Industrie 4.0

Hannover Messe eröffnet mit warnenden Worten

Joachim Hackmann ist Principal Consultant bei Pierre Audin Consulting (PAC) in München. Vorher war er viele Jahre lang als leitender Redakteur und Chefreporter bei der COMPUTERWOCHE tätig.
Die Hannover Messe Industrie 2014 hat mit ihrem zentralen Thema "Industrie 4.0" eröffnet. Zum Start Messestart gab es mahnende Worte von Bundeskanzlerin Angela Merkel. Der IT-Branchenverband Bitkom beziffert das Potenzial der vernetzten Fertigung auf 78 Milliarden Euro.

In einer Phase des wirtschaftlichen Wachstums in Deutschland rief Merkel die hiesige Wirtschaft zu mehr Innovationen auf. In ihrer Eröffnungsrede am Vortag des Messestarts wies sie darauf hin, dass "90 Prozent des Wachstums außerhalb von Europa stattfinden", so die Kanzlerin. Damit sich deutsche Firmen im weltweiten Wettbewerb weiter behaupten können, sei mehr Innovationskraft gefordert. Europa dürfe die vierte Revolution nicht verpassen.

Bundeskanzlerin Angela Merkel auf der Hannover Messe Industrie 2014: "Die deutsche Wirtschaft muss sich sputen."
Bundeskanzlerin Angela Merkel auf der Hannover Messe Industrie 2014: "Die deutsche Wirtschaft muss sich sputen."
Foto: Deutsche Messe AG

Damit sprach sie das zentrale Thema der Hannover Messe Industrie an. Viele Aussteller zeigen aktuelle Entwicklungen im Bereich Industrie 4.0. Hier, so die Befürchtung der Kanzlerin, drohe Deutschland und Europa den Anschluss an die schnelle, weltweite Entwicklung zu verlieren: "Wir müssen uns sputen", warnte Angela Merkel anlässlich des Branchentreffens in der niedersächsischen Landeshauptstadt.

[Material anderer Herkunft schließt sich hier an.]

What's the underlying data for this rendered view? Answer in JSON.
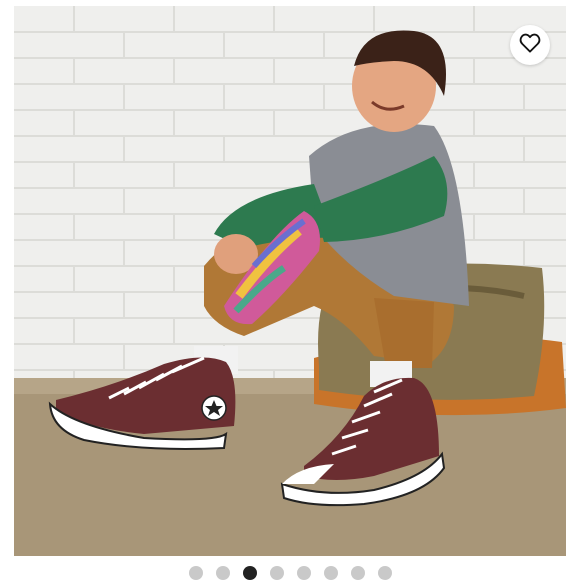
{
  "gallery": {
    "favorite_button": {
      "icon": "heart-outline-icon"
    },
    "pagination": {
      "total": 8,
      "active_index": 2
    }
  }
}
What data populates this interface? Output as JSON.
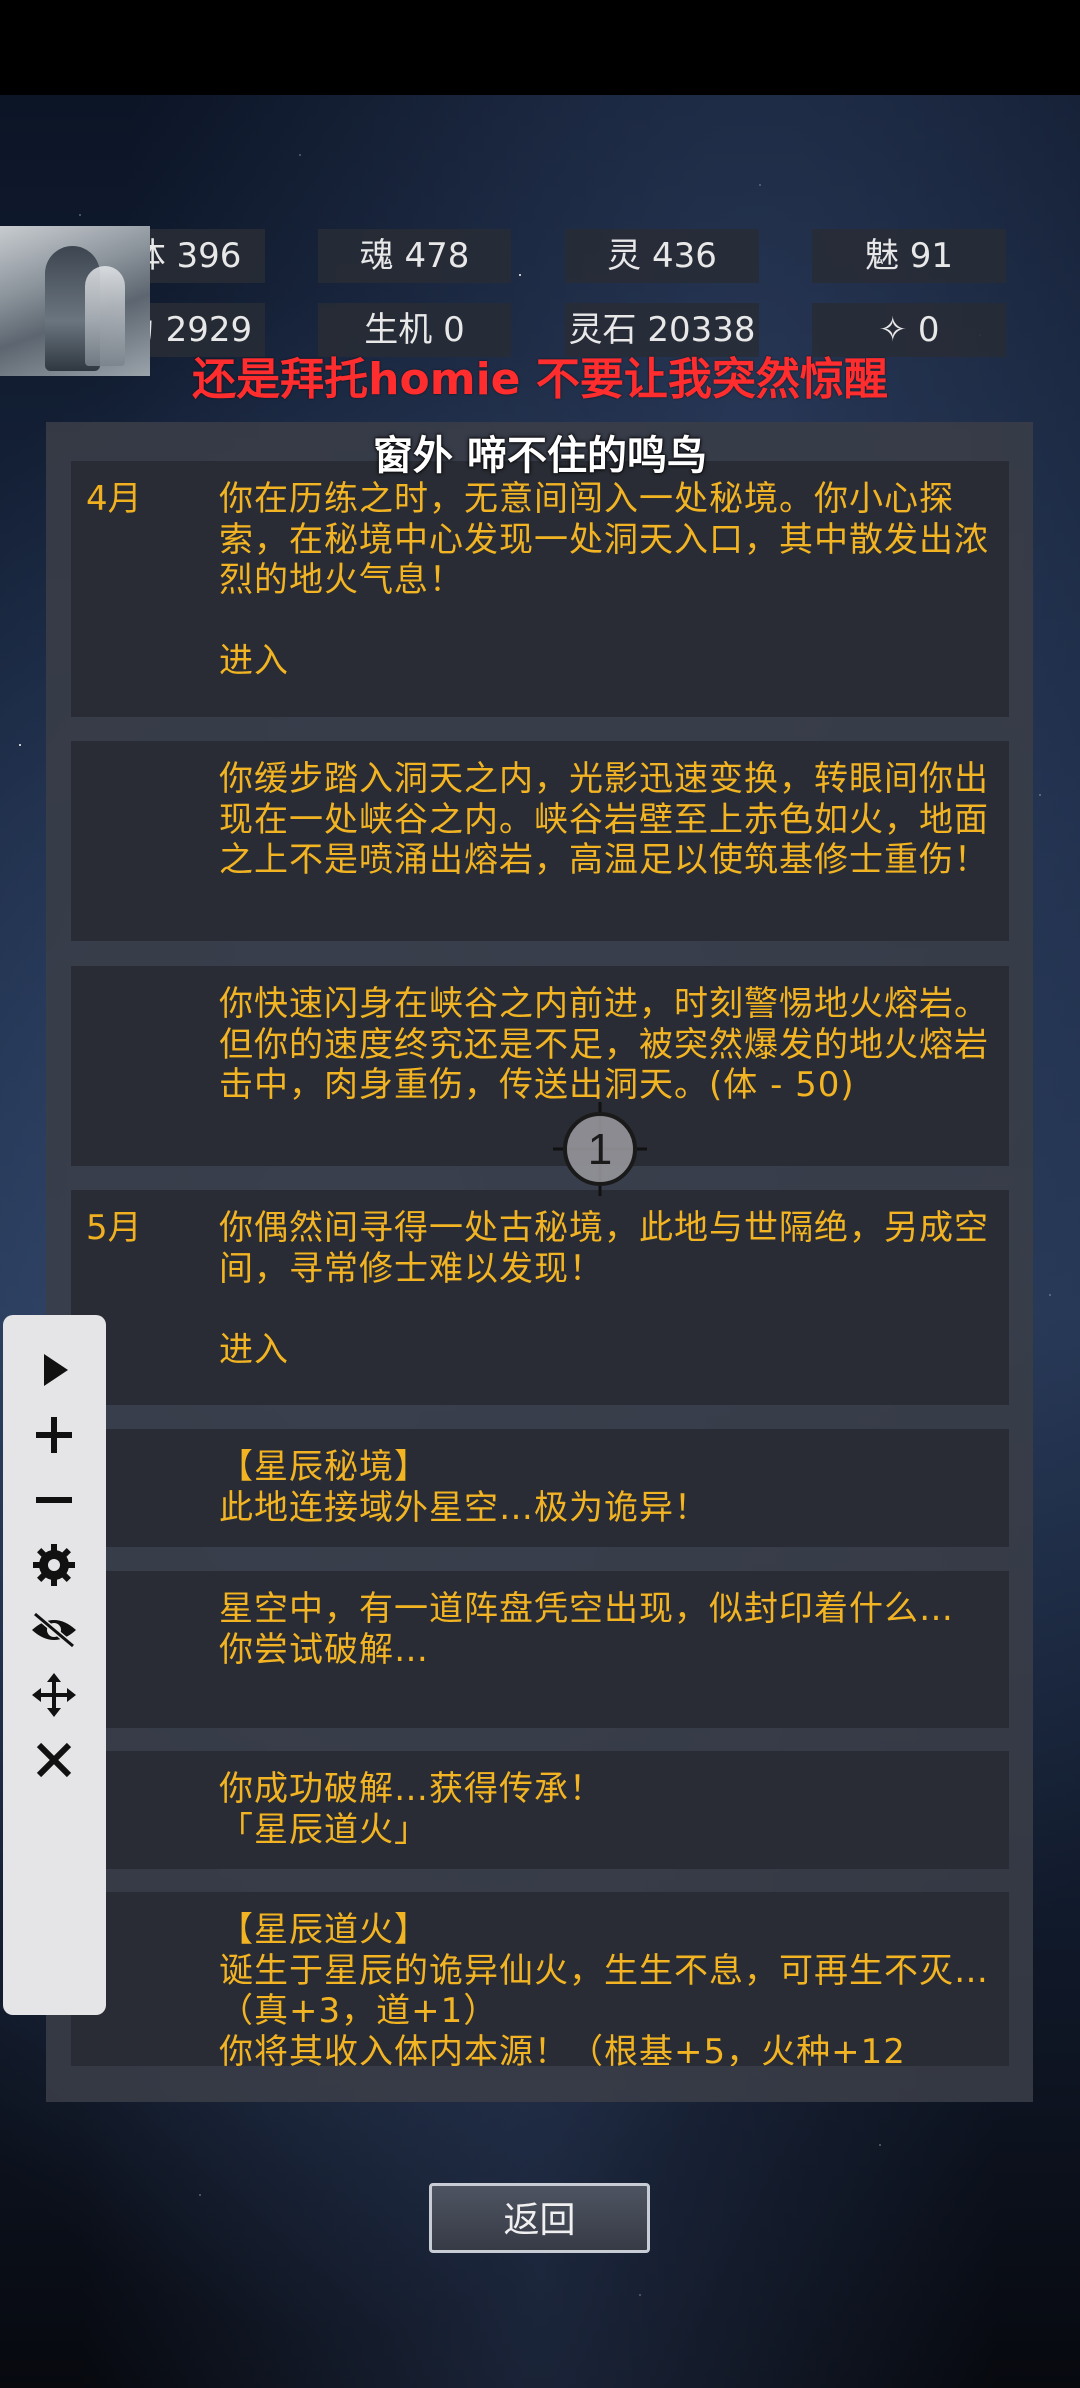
{
  "stats_row1": [
    {
      "label": "体",
      "value": "396"
    },
    {
      "label": "魂",
      "value": "478"
    },
    {
      "label": "灵",
      "value": "436"
    },
    {
      "label": "魅",
      "value": "91"
    }
  ],
  "stats_row2": [
    {
      "label": "为",
      "value": "2929"
    },
    {
      "label": "生机",
      "value": "0"
    },
    {
      "label": "灵石",
      "value": "20338"
    },
    {
      "label": "✧",
      "value": "0"
    }
  ],
  "headline": "还是拜托homie 不要让我突然惊醒",
  "subtitle": "窗外 啼不住的鸣鸟",
  "entries": [
    {
      "month": "4月",
      "text": "你在历练之时，无意间闯入一处秘境。你小心探索，在秘境中心发现一处洞天入口，其中散发出浓烈的地火气息！\n\n进入"
    },
    {
      "month": "",
      "text": "你缓步踏入洞天之内，光影迅速变换，转眼间你出现在一处峡谷之内。峡谷岩壁至上赤色如火，地面之上不是喷涌出熔岩，高温足以使筑基修士重伤！"
    },
    {
      "month": "",
      "text": "你快速闪身在峡谷之内前进，时刻警惕地火熔岩。但你的速度终究还是不足，被突然爆发的地火熔岩击中，肉身重伤，传送出洞天。(体 - 50)"
    },
    {
      "month": "5月",
      "text": "你偶然间寻得一处古秘境，此地与世隔绝，另成空间，寻常修士难以发现！\n\n进入"
    },
    {
      "month": "",
      "text": "【星辰秘境】\n此地连接域外星空…极为诡异！"
    },
    {
      "month": "",
      "text": "星空中，有一道阵盘凭空出现，似封印着什么…\n你尝试破解…"
    },
    {
      "month": "",
      "text": "你成功破解…获得传承！\n「星辰道火」"
    },
    {
      "month": "",
      "text": "【星辰道火】\n诞生于星辰的诡异仙火，生生不息，可再生不灭…（真+3，道+1）\n你将其收入体内本源！（根基+5，火种+12"
    }
  ],
  "crosshair_label": "1",
  "toolbar": {
    "icons": [
      "play-icon",
      "plus-icon",
      "minus-icon",
      "gear-icon",
      "eye-off-icon",
      "move-icon",
      "close-icon"
    ]
  },
  "back_button": "返回",
  "colors": {
    "text_gold": "#f2b422",
    "headline_red": "#ff2d2d",
    "entry_bg": "#292c34",
    "panel_bg": "#3a3e48"
  }
}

1,7 Prozent Wachstum allein durch Industrie 4.0

Neue Zahlen des Branchenverbands Bitkom zeigen, worum es geht. In Kooperation mit dem Fraunhofer-Institut für Arbeitswirtschaft und Organisation hat der Verband erstmals das durch Industrie 4.0 initiierte Wachstum errechnet und die Zahlen auf der Messe vorgestellt. Demnach kann die deutsche Wirtschaft auf ein jährliches Wachstum von 1,7 Prozent hoffen. "Durch Industrie 4.0 kann in diesen Branchen bis 2025 eine zusätzliche Bruttowertschöpfung von rund 78 Milliarden Euro generiert werden", zitierte Bitkom-Präsident Dieter Kempf aus der Studie.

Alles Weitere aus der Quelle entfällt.